NetSuite: We're ready for IPO
On-demand business software vendor NetSuite has confirmed it is on target for an intial public offering around the turn of the year, which it hopes will see the company valued at $1 billion.
Evan Goldberg, chairman, founder and chief technology officer of NetSuite, said: "We're looking to IPO late this year or early next year. It's the next major milestone for us."
"We've been preparing the company for some time and we're in very good shape," he added.
Goldberg, who founded the company in 1998, said the money raised will allow NetSuite to further expand an international presence which has already seen growth into areas such as Australia, Japan, Singapore and the U.K.
The image of operating as a publicly listed company will also afford it some added kudos, he said.

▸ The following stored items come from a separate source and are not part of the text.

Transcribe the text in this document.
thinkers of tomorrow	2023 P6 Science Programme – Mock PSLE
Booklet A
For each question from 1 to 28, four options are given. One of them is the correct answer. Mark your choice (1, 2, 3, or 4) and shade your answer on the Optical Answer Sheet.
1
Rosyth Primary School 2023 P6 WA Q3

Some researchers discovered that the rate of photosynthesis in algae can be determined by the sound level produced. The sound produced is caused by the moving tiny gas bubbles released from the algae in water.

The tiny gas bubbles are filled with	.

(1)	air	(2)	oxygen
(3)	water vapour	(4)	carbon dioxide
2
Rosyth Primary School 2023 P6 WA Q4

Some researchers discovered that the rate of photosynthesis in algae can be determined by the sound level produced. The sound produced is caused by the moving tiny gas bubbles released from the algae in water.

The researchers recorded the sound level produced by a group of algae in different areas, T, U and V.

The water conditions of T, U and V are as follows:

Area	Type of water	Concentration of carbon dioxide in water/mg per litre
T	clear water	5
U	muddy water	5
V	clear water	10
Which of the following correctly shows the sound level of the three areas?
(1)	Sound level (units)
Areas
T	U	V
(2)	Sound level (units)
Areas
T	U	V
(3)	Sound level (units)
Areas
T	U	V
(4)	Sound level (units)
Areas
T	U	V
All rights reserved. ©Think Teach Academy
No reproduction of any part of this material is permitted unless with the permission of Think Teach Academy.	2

"Hopefully, it will help us reach new users with the greater momentum that it will give us. There is a higher profile which comes with being a public company," said Goldberg.

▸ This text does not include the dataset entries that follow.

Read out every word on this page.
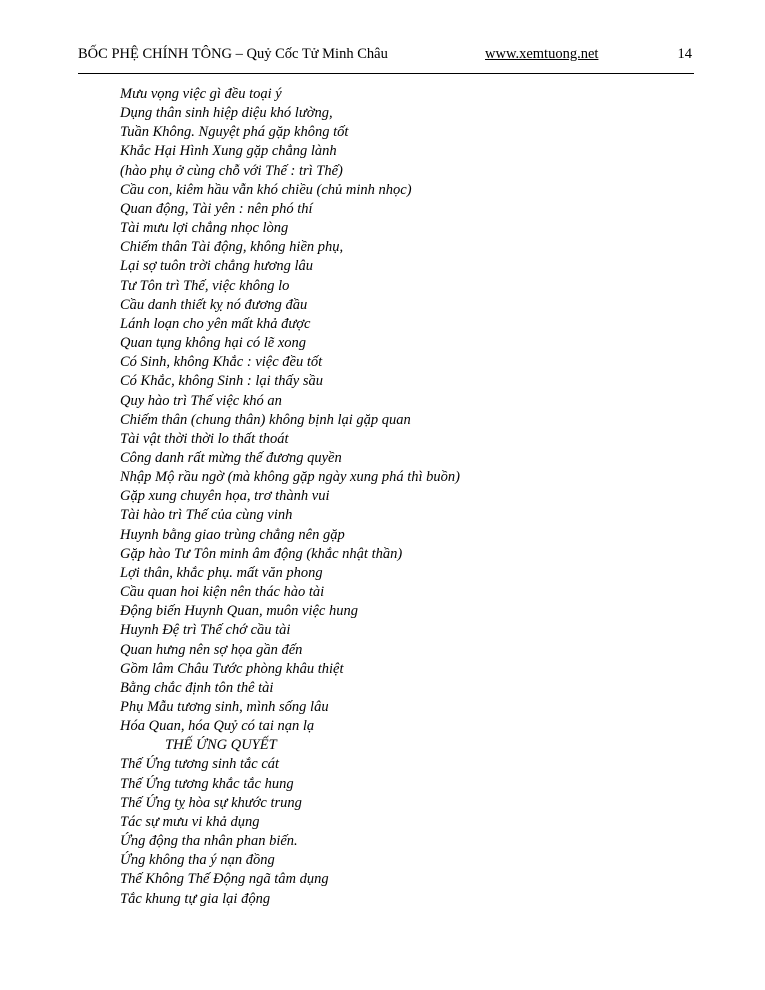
BỐC PHỆ CHÍNH TÔNG – Quỷ Cốc Tử Minh Châu	www.xemtuong.net	14
Mưu vọng việc gì đều toại ý
Dụng thân sinh hiệp diệu khó lường,
Tuần Không. Nguyệt phá gặp không tốt
Khắc Hại Hình Xung gặp chẳng lành
(hào phụ ở cùng chỗ với Thế : trì Thế)
Cầu con, kiêm hầu vẫn khó chiều (chủ minh nhọc)
Quan động, Tài yên : nên phó thí
Tài mưu lợi chẳng nhọc lòng
Chiếm thân Tài động, không hiền phụ,
Lại sợ tuôn trời chẳng hương lâu
Tư Tôn trì Thế, việc không lo
Cầu danh thiết kỵ nó đương đầu
Lánh loạn cho yên mất khả được
Quan tụng không hại có lẽ xong
Có Sinh, không Khắc : việc đều tốt
Có Khắc, không Sinh : lại thấy sầu
Quy hào trì Thế việc khó an
Chiếm thân (chung thân) không bịnh lại gặp quan
Tài vật thời thời lo thất thoát
Công danh rất mừng thế đương quyền
Nhập Mộ rầu ngờ (mà không gặp ngày xung phá thì buồn)
Gặp xung chuyên họa, trơ thành vui
Tài hào trì Thế của cùng vinh
Huynh bằng giao trùng chẳng nên gặp
Gặp hào Tư Tôn minh âm động (khắc nhật thần)
Lợi thân, khắc phụ. mất văn phong
Cầu quan hoi kiện nên thác hào tài
Động biến Huynh Quan, muôn việc hung
Huynh Đệ trì Thế chớ cầu tài
Quan hưng nên sợ họa gần đến
Gồm lâm Châu Tước phòng khâu thiệt
Bằng chắc định tôn thê tài
Phụ Mẫu tương sinh, mình sống lâu
Hóa Quan, hóa Quỷ có tai nạn lạ
THẾ ỨNG QUYẾT
Thế Ứng tương sinh tắc cát
Thế Ứng tương khắc tắc hung
Thế Ứng tỵ hòa sự khước trung
Tác sự mưu vi khả dụng
Ứng động tha nhân phan biến.
Ứng không tha ý nạn đồng
Thế Không Thế Động ngã tâm dụng
Tắc khung tự gia lại động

While other IPO announcements have led to acquisition long before the float takes place, Goldberg said he fully expects to see NetSuite follow through.
"Frankly we're not a very good acquisition target," he said. "We're an all-encompassing business suite. We don't fit in with anybody else's product portfolio. And our owner (Larry Ellison) doesn't need the money."

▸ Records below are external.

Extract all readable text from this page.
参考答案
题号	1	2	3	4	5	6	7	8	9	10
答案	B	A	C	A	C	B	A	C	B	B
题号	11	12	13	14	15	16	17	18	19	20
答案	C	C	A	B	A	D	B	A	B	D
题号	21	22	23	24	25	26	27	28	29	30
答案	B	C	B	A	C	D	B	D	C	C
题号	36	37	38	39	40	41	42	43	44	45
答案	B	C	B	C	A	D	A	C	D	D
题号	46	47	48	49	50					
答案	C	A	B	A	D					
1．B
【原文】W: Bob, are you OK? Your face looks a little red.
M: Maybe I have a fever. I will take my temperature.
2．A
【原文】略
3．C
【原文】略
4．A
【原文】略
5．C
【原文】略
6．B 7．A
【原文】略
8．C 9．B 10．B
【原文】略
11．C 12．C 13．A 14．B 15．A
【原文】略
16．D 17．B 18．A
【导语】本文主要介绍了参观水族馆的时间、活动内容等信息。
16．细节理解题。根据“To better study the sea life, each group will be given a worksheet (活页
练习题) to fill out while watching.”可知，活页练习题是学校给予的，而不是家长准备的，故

"It's not something I view as all that plausible," he said. "But anything can happen."
Goldberg said Oracle's acquisition strategy, which has already consumed Siebel and PeopleSoft, and Ellison's 60 per cent stake in NetSuite do not conflict with one another.
"We don't encounter Oracle when we're out there selling NetSuite," he said. "Larry (Ellison) has a very clear idea of where he wants to see NetSuite and how he wants it to grow in the mid-market."